Anthony Gold recently acted for a local authority tenant who requested a transfer from his current council property to a different location because he had received threats of violence from local gangs.

The changes to the availability of legal aid that came into force in 2013 restricted (but didn’t remove) the availability of legal aid in housing cases. In the case of tenants whose landlord is failing to carry out repairs to their home, legal aid is only available in certain circumstances, that is where there is a serious risk of harm to the health and safety of an individual or a family member . Legal aid is not generally available to assist tenants who wish to be transferred from their current property to a new property or to challenge the number of points that a tenant has been awarded under their landlord’s allocation policy.

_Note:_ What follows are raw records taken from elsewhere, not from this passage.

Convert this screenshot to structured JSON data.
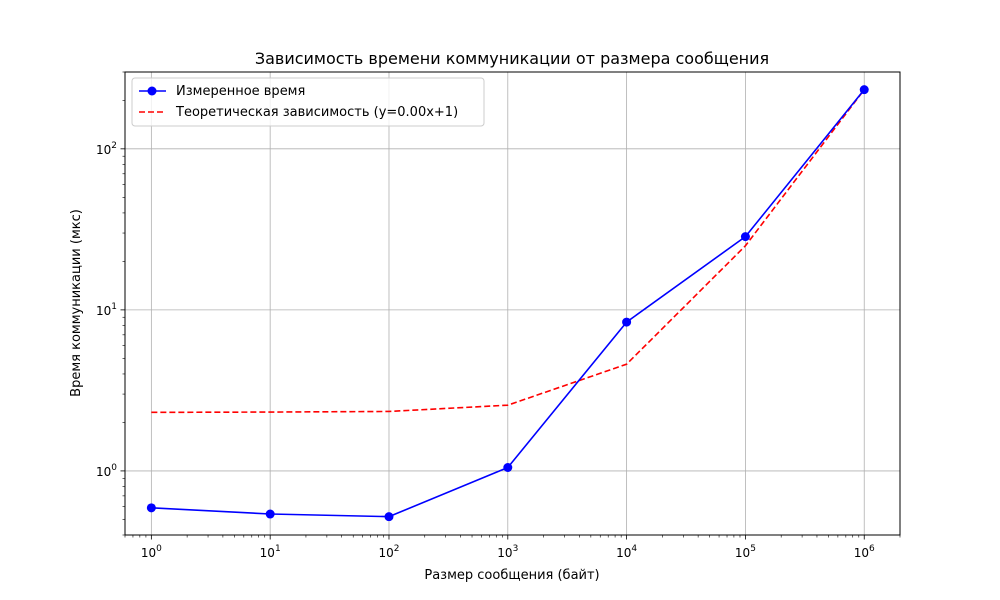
{
  "chart_data": {
    "type": "line",
    "title": "Зависимость времени коммуникации от размера сообщения",
    "xlabel": "Размер сообщения (байт)",
    "ylabel": "Время коммуникации (мкс)",
    "x_scale": "log",
    "y_scale": "log",
    "xlim": [
      0.6,
      2000000
    ],
    "ylim": [
      0.4,
      300
    ],
    "grid": true,
    "legend_position": "top-left",
    "x_ticks": [
      {
        "value": 1,
        "base": "10",
        "exp": "0"
      },
      {
        "value": 10,
        "base": "10",
        "exp": "1"
      },
      {
        "value": 100,
        "base": "10",
        "exp": "2"
      },
      {
        "value": 1000,
        "base": "10",
        "exp": "3"
      },
      {
        "value": 10000,
        "base": "10",
        "exp": "4"
      },
      {
        "value": 100000,
        "base": "10",
        "exp": "5"
      },
      {
        "value": 1000000,
        "base": "10",
        "exp": "6"
      }
    ],
    "y_ticks": [
      {
        "value": 1,
        "base": "10",
        "exp": "0"
      },
      {
        "value": 10,
        "base": "10",
        "exp": "1"
      },
      {
        "value": 100,
        "base": "10",
        "exp": "2"
      }
    ],
    "series": [
      {
        "name": "Измеренное время",
        "color": "#0000ff",
        "style": "solid",
        "marker": "circle",
        "x": [
          1,
          10,
          100,
          1000,
          10000,
          100000,
          1000000
        ],
        "y": [
          0.59,
          0.54,
          0.52,
          1.05,
          8.4,
          28.5,
          233
        ]
      },
      {
        "name": "Теоретическая зависимость (y=0.00x+1)",
        "color": "#ff0000",
        "style": "dashed",
        "marker": "none",
        "x": [
          1,
          10,
          100,
          1000,
          10000,
          100000,
          1000000
        ],
        "y": [
          2.31,
          2.32,
          2.34,
          2.56,
          4.6,
          25,
          233
        ]
      }
    ]
  }
}
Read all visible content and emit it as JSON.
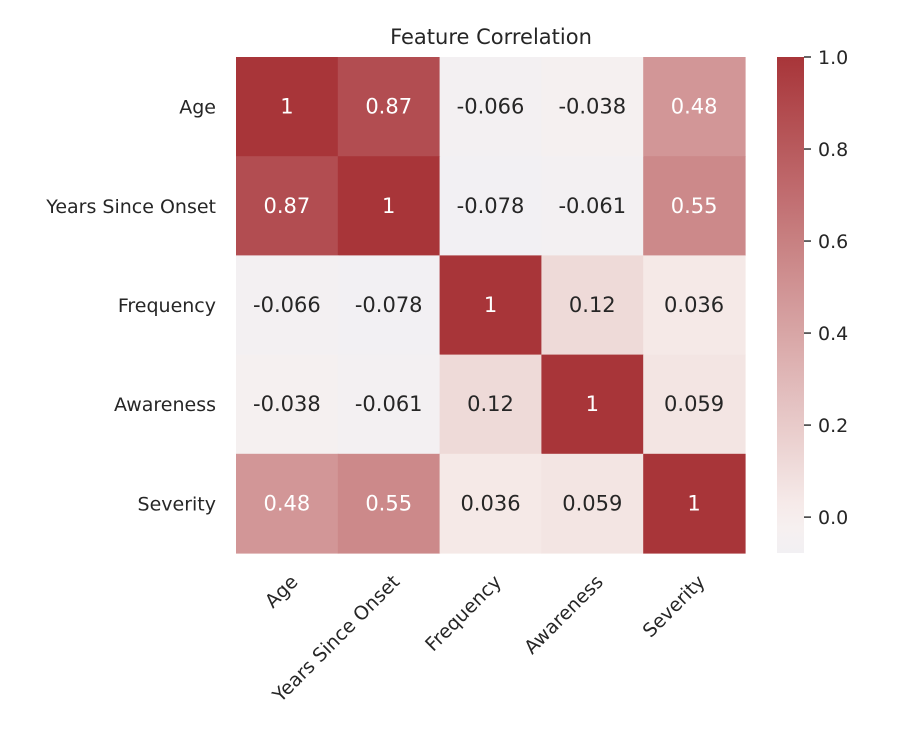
{
  "chart_data": {
    "type": "heatmap",
    "title": "Feature Correlation",
    "xlabel": "",
    "ylabel": "",
    "x_categories": [
      "Age",
      "Years Since Onset",
      "Frequency",
      "Awareness",
      "Severity"
    ],
    "y_categories": [
      "Age",
      "Years Since Onset",
      "Frequency",
      "Awareness",
      "Severity"
    ],
    "values": [
      [
        1,
        0.87,
        -0.066,
        -0.038,
        0.48
      ],
      [
        0.87,
        1,
        -0.078,
        -0.061,
        0.55
      ],
      [
        -0.066,
        -0.078,
        1,
        0.12,
        0.036
      ],
      [
        -0.038,
        -0.061,
        0.12,
        1,
        0.059
      ],
      [
        0.48,
        0.55,
        0.036,
        0.059,
        1
      ]
    ],
    "cell_labels": [
      [
        "1",
        "0.87",
        "-0.066",
        "-0.038",
        "0.48"
      ],
      [
        "0.87",
        "1",
        "-0.078",
        "-0.061",
        "0.55"
      ],
      [
        "-0.066",
        "-0.078",
        "1",
        "0.12",
        "0.036"
      ],
      [
        "-0.038",
        "-0.061",
        "0.12",
        "1",
        "0.059"
      ],
      [
        "0.48",
        "0.55",
        "0.036",
        "0.059",
        "1"
      ]
    ],
    "colorbar": {
      "range": [
        -0.078,
        1
      ],
      "ticks": [
        0.0,
        0.2,
        0.4,
        0.6,
        0.8,
        1.0
      ],
      "tick_labels": [
        "0.0",
        "0.2",
        "0.4",
        "0.6",
        "0.8",
        "1.0"
      ]
    },
    "colormap": {
      "low": "#f2f0f3",
      "mid": "#f8f0ee",
      "high": "#a83539"
    },
    "annotation_colors": {
      "dark": "#262626",
      "light": "#ffffff"
    },
    "grid": false
  }
}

However, legal aid is still available for some important areas of housing law. In particular, it is available to assist those who need advice in relation to a homelessness application, for example, when a tenant is being evicted from their home, or when they have nowhere to live and want to be housed by a local authority. It is also available where the tenant meets the legal definition of homelessness (see below), and as a result needs advice and assistance in relation to a transfer or allocation issue, as in this case.

For a more comprehensive guide to the availability of legal aid in housing cases generally, see the article written by my colleague Sara Stephens and Jan Luba QC: Sorting myths from facts over housing cases; Legal Action (2014) November Pages 7-1.

The legal definition of homelessness is fairly complex, but can be summarised as follows:

A person if defined as homeless if one of the following applies:-

  •  They have no accommodation which they are entitled to occupy
  • They have accommodation but it is not reasonable for them to continue to occupy it, because, for example, if they stay in the property they are at risk of violence
  • They are threatened with being homeless within the next 28 days, for example, if a bailiff’s warrant is due to be executed within that period

In this particular case, the tenant met the homeless criteria because he had received several recent threats of serious violence by local gangs who were targeting the tenant specifically. The tenant was also vulnerable due to health problems. Using the legal aid funding available for this tenant, we were able to assist the tenant by making representations to the local Authority.  As a result, the local authority agreed to move the tenant from Band D to Band A in the Authority’s allocation scheme. Band D is the lowest priority group of tenants, whereas Band A is the highest priority group and tenants in Band A are generally rehoused within about 6 months.